My first run I wanted to make sure I knew the track more than drive a fast time, they were all pretty slow. I think my times were, 64 seconds, DNF, 61 seconds, 59 seconds, DNF, and then I wasn’t allowed to drive my 6th time.
So drifting doesn’t take car control. I assume your going to say pylon dodging or solo 2 is harder than solo 1.
I do both drift and lapping, and I’m breaking into solo 1 next year. I have never done autocross. I think its crap but thats just my opinion. Different strokes for different fokes.
Just IMHO, it takes more balls to be on a race track than a parking lot.
Further, parking lots are safer for drift. Less shit to hit, no chance of rolling your car on a run off.
Anyway, if anything, oversteer teaches you how to control your car. If it wasn’t for all my drift experience under late breaking on the track I’d be spinning out instead of hanging the rear out.
Plus the top drivers are actually very good drivers…you really dont have any chance of beating them as newbies with little track or driving experiance.
same goes in road racing and solo 1…
the cars themselfs are only as good as the drivers so car type/model has little to do with expected speeds or results unless you are up against experianced drivers…
then you can start to apply relationships to the vehicles themselfs since you then know they are being driven 10/10ths…
good drivers battle over 10th and 100ths in competitive series with fair car classing
The point I was making is not that you should do autoslalom. I was pointing out that simply because you don’t like it doesn’t mean you should trash talk it. It is a great place to learn. Most of the best drivers I know from road-racing and other disciplines cut their teeth in Solo-2.
But saying things like “they’re jealous of my big power” is just childish.
I’ve won at King of the Hill at Delaware, Mosport and Barrie.
I didn’t compete in one event several years ago. I’ve been competing Solo-2 and attending lapping days for 9 years and I’m currently the Solo-Director for the Western Ontario Sports Car Association. I was also a two time regional autoslalom champion.
And for all the people that do full track, ask dip or anyone from his lapping days how slow I am at the track. And I don’t compete in Solo-1. Takes more balls? Yes. Is full track harder? No.
Also remember that in grip-motorsports it’s easy to do, but hard to do well. Drifting is relatively hard simply to do.
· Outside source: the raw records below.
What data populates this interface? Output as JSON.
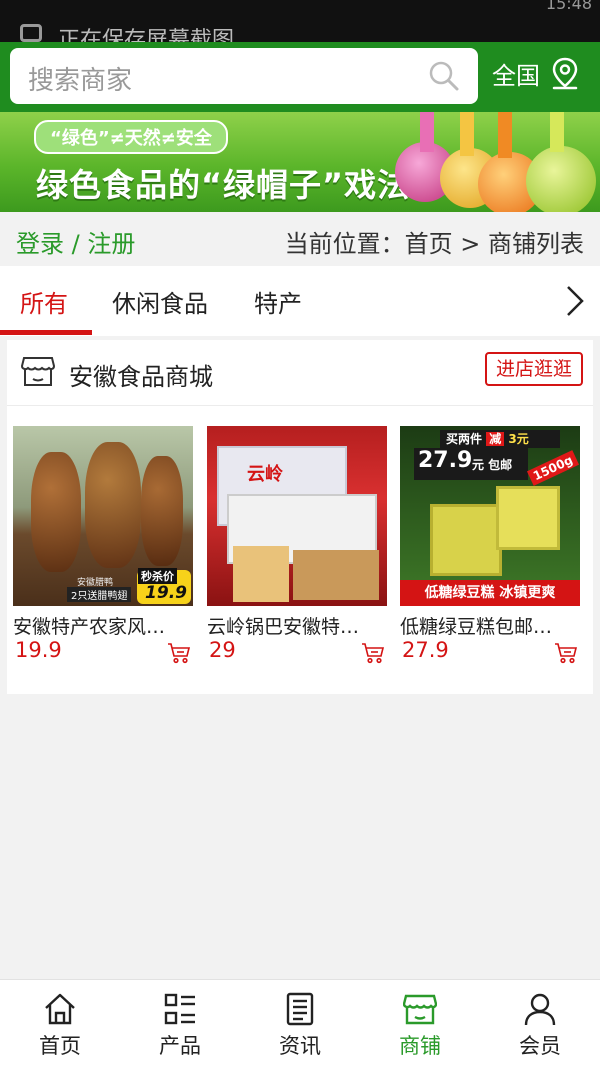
{
  "status_bar": {
    "notification_text": "正在保存屏幕截图",
    "time": "15:48"
  },
  "header": {
    "search_placeholder": "搜索商家",
    "region_label": "全国"
  },
  "banner": {
    "tag": "“绿色”≠天然≠安全",
    "headline": "绿色食品的“绿帽子”戏法"
  },
  "breadcrumb": {
    "auth": "登录 / 注册",
    "location": "当前位置：首页 > 商铺列表"
  },
  "tabs": [
    {
      "label": "所有",
      "active": true
    },
    {
      "label": "休闲食品",
      "active": false
    },
    {
      "label": "特产",
      "active": false
    }
  ],
  "store": {
    "name": "安徽食品商城",
    "visit_label": "进店逛逛",
    "products": [
      {
        "name": "安徽特产农家风…",
        "price": "19.9",
        "image_text": [
          "秒杀价",
          "19.9",
          "安徽腊鸭",
          "2只送腊鸭翅"
        ]
      },
      {
        "name": "云岭锅巴安徽特…",
        "price": "29",
        "image_text": [
          "云岭"
        ]
      },
      {
        "name": "低糖绿豆糕包邮…",
        "price": "27.9",
        "image_text": [
          "买两件",
          "减",
          "3元",
          "27.9",
          "元 包邮",
          "1500g",
          "低糖绿豆糕 冰镇更爽"
        ]
      }
    ]
  },
  "bottom_nav": [
    {
      "label": "首页",
      "icon": "home-icon",
      "active": false
    },
    {
      "label": "产品",
      "icon": "grid-list-icon",
      "active": false
    },
    {
      "label": "资讯",
      "icon": "news-icon",
      "active": false
    },
    {
      "label": "商铺",
      "icon": "store-icon",
      "active": true
    },
    {
      "label": "会员",
      "icon": "user-icon",
      "active": false
    }
  ],
  "colors": {
    "brand_green": "#1f8c1f",
    "accent_red": "#d41414",
    "link_green": "#2a9a2a"
  }
}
So going to an event and saying “it’s easier than drifting”, well maybe the way you drove. Driving ANY motorsport WELL isn’t easy, including drifting, road racing, solo-1 and solo-2.
Oh and I’m not drifting in my sig. I’m in the middle of a spin. It’s also not a parking lot, it’s at an airport.
I think it’s in bad taste to personally attack me when all I’m doing is defending the sport that I choose to compete in and defending the organizers who do a thankless and difficult job week after week and hear nothing but complaints. If you want to bash me and my sport fine. But first beat me. Then I’ll lend credit to your critisim.
Well from someone who DOES race wheel to wheel, I can’t wait to get out to another AutoX. Probably tomorrow. The car control skills are definitly tougher than anything on a road course. The speed is lower, at Mosport most of the circuit is 4th gear… including the corners, whereas in autox you are typically only in 2nd. But you are far more active behind the wheel, in fact you never stop. I’d take Solo II over Solo I anytime. If I’m going out on the track, It’ll be door to door, otherwise it’s just not that exciting.